Local authorities, hurting from low revenue collection, have set themselves up for a clash with Zanu PF supporters by demanding land tax from resettled farmers, most of whom are failing to use the land productively.
Many farmers feel that they are not obliged to pay tax as they consider this to be a colonial relic. As a result, rural district councils have been struggling to collect land tax from the new farmers who are struggling to raise the requisite amounts or have not commenced farming since the allocation of the land.
Farmers are supposed to pay the tax annually in September but many have defaulted. Local authorities have threatened to hand over defaulters to the Ministry of Lands and Resettlement which should repossess the farms but appear powerless to do so as defaulters include senior government and party officials.
War veterans’ leader Jabulani Sibanda said farmers should pay the necessary levies and ensure that the land they had been given were productively utilised.
However quizzed on threats by councils to repossess pieces of land from farmers that failed to pay the levies, Sibanda said:
“Before the farms can be repossessed, the responsible authorities would have to establish the reasons why people have not been paying the levies all along.”
Councils have placed advertisements in the press imploring the farmers to pay up.
On Monday Manyame Rural District Council (RDC) issued an ultimatum to hundreds of A1 and A2 farmers to settle their annual farm levies or risk losing their farms.
The move by the local authority places many farmers resettled under the government’s fast-track land reform programme at risk of losing their farming plots.
According to government over 300 000 peasant farmers were resettled under the A1 and A2 resettlement scheme, which saw the bulk of the land being taken away from former white farmers throughout the country for re-allocation to indigenous Zimbabweans under controversial circumstances.
The threat by the local authority affects the thousands of beneficiaries, who were under obligation to pay farm levies to the local authorities, failure which the Ministry of Lands and Resettlement would repossess the farms.
A2 model farms were expected to engage in commercial farming while A1 model farms were smallholder plots on self-contained units.
Manyame covers commercial farms around Beatrice and surrounding farming areas in Harare South.
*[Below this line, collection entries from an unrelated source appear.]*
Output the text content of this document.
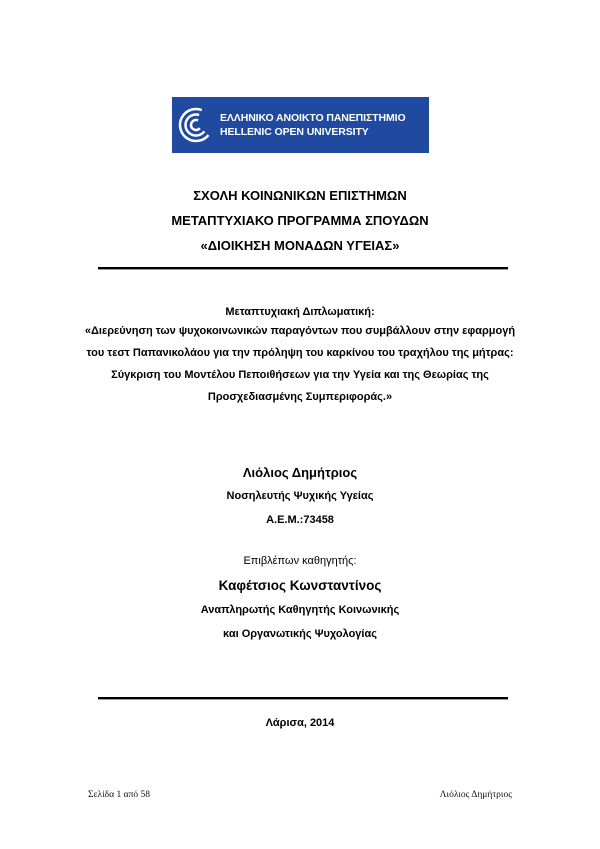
ΕΛΛΗΝΙΚΟ ΑΝΟΙΚΤΟ ΠΑΝΕΠΙΣΤΗΜΙΟ
HELLENIC OPEN UNIVERSITY
ΣΧΟΛΗ ΚΟΙΝΩΝΙΚΩΝ ΕΠΙΣΤΗΜΩΝ
ΜΕΤΑΠΤΥΧΙΑΚΟ ΠΡΟΓΡΑΜΜΑ ΣΠΟΥΔΩΝ
«ΔΙΟΙΚΗΣΗ ΜΟΝΑΔΩΝ ΥΓΕΙΑΣ»
Μεταπτυχιακή Διπλωματική:
«Διερεύνηση των ψυχοκοινωνικών παραγόντων που συμβάλλουν στην εφαρμογή
του τεστ Παπανικολάου για την πρόληψη του καρκίνου του τραχήλου της μήτρας:
Σύγκριση του Μοντέλου Πεποιθήσεων για την Υγεία και της Θεωρίας της
Προσχεδιασμένης Συμπεριφοράς.»
Λιόλιος Δημήτριος
Νοσηλευτής Ψυχικής Υγείας
Α.Ε.Μ.:73458
Επιβλέπων καθηγητής:
Καφέτσιος Κωνσταντίνος
Αναπληρωτής Καθηγητής Κοινωνικής
και Οργανωτικής Ψυχολογίας
Λάρισα, 2014
Σελίδα 1 από 58	Λιόλιος Δημήτριος
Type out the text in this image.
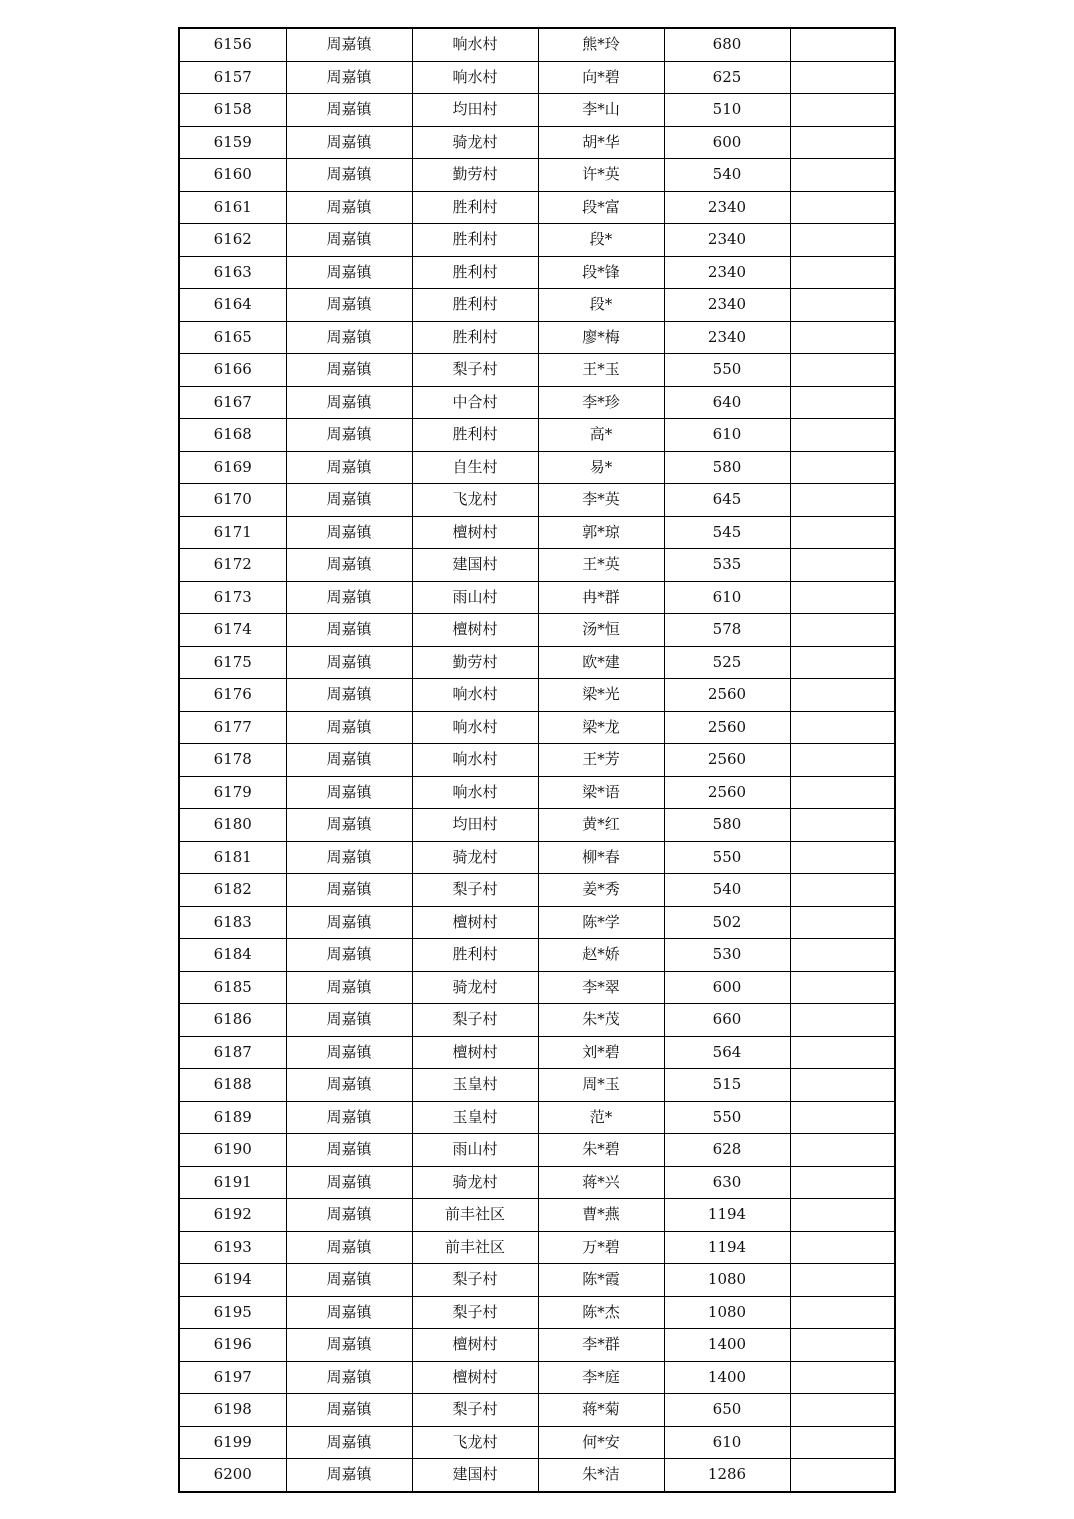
6156	周嘉镇	响水村	熊*玲	680	
6157	周嘉镇	响水村	向*碧	625	
6158	周嘉镇	均田村	李*山	510	
6159	周嘉镇	骑龙村	胡*华	600	
6160	周嘉镇	勤劳村	许*英	540	
6161	周嘉镇	胜利村	段*富	2340	
6162	周嘉镇	胜利村	段*	2340	
6163	周嘉镇	胜利村	段*锋	2340	
6164	周嘉镇	胜利村	段*	2340	
6165	周嘉镇	胜利村	廖*梅	2340	
6166	周嘉镇	梨子村	王*玉	550	
6167	周嘉镇	中合村	李*珍	640	
6168	周嘉镇	胜利村	高*	610	
6169	周嘉镇	自生村	易*	580	
6170	周嘉镇	飞龙村	李*英	645	
6171	周嘉镇	檀树村	郭*琼	545	
6172	周嘉镇	建国村	王*英	535	
6173	周嘉镇	雨山村	冉*群	610	
6174	周嘉镇	檀树村	汤*恒	578	
6175	周嘉镇	勤劳村	欧*建	525	
6176	周嘉镇	响水村	梁*光	2560	
6177	周嘉镇	响水村	梁*龙	2560	
6178	周嘉镇	响水村	王*芳	2560	
6179	周嘉镇	响水村	梁*语	2560	
6180	周嘉镇	均田村	黄*红	580	
6181	周嘉镇	骑龙村	柳*春	550	
6182	周嘉镇	梨子村	姜*秀	540	
6183	周嘉镇	檀树村	陈*学	502	
6184	周嘉镇	胜利村	赵*娇	530	
6185	周嘉镇	骑龙村	李*翠	600	
6186	周嘉镇	梨子村	朱*茂	660	
6187	周嘉镇	檀树村	刘*碧	564	
6188	周嘉镇	玉皇村	周*玉	515	
6189	周嘉镇	玉皇村	范*	550	
6190	周嘉镇	雨山村	朱*碧	628	
6191	周嘉镇	骑龙村	蒋*兴	630	
6192	周嘉镇	前丰社区	曹*燕	1194	
6193	周嘉镇	前丰社区	万*碧	1194	
6194	周嘉镇	梨子村	陈*霞	1080	
6195	周嘉镇	梨子村	陈*杰	1080	
6196	周嘉镇	檀树村	李*群	1400	
6197	周嘉镇	檀树村	李*庭	1400	
6198	周嘉镇	梨子村	蒋*菊	650	
6199	周嘉镇	飞龙村	何*安	610	
6200	周嘉镇	建国村	朱*洁	1286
NewsDay could not ascertain the number of defaulters as Manyame RDC chief executive officer was said to be out of office on Monday.
It was however established that both A1 and A2 farmers were expected to pay $3 per hectare annually.
On average A1 farmers were allocated 10-15 hectares while A2 farms range from 15 hectares upwards.
“For further details you will have to book an appointment with the chief executive,” said a council official.
In a statement the council gave the farmers up to January 31 or face severe consequences.
“Manyame Rural District Council wishes to advise individual farms under land reform that they are required to pay land development levies per annum in terms of Section 96 of the Rural District Act chapter 29:13,” Manyame RDC said.
“The beneficiaries are advised to call at our council offices and collect their invoices. Please be warned that failure to pay levies to council may result in council advising the Ministry of Lands to repossess the farms.”
Section 96 of the Rural District Act, which makes it a requirement that land levies be paid in rural areas, states in part: “. . . if a person is liable to a land development levy by virtue of being an owner referred to in paragraph (b) of the definition of “owner” in Section 95, the council may impose the land development levy either on the person referred to in paragraph (a) of that definition or on the person referred to in paragraph (b) thereof but not on both.
Presenting his 2011 National Budget last year, Finance minister Tendai Biti said the issue of security of tenure in the country remained critical.
He said resolution of this matter was required as a precondition to normal private financing of agriculture, as well as the return of a land market.
“Whatever tenure system is chosen, it must surely provide for security, must be registrable, executable and must be transferable,” said Biti.
“At the present moment, the Ministry of Lands and the Ministry of Justice are working on a registrable and executable 99-year lease to be protected by an Act of Parliament.
“For this lease to be effective land surveys and demarcation of boundaries is necessary,” Biti said.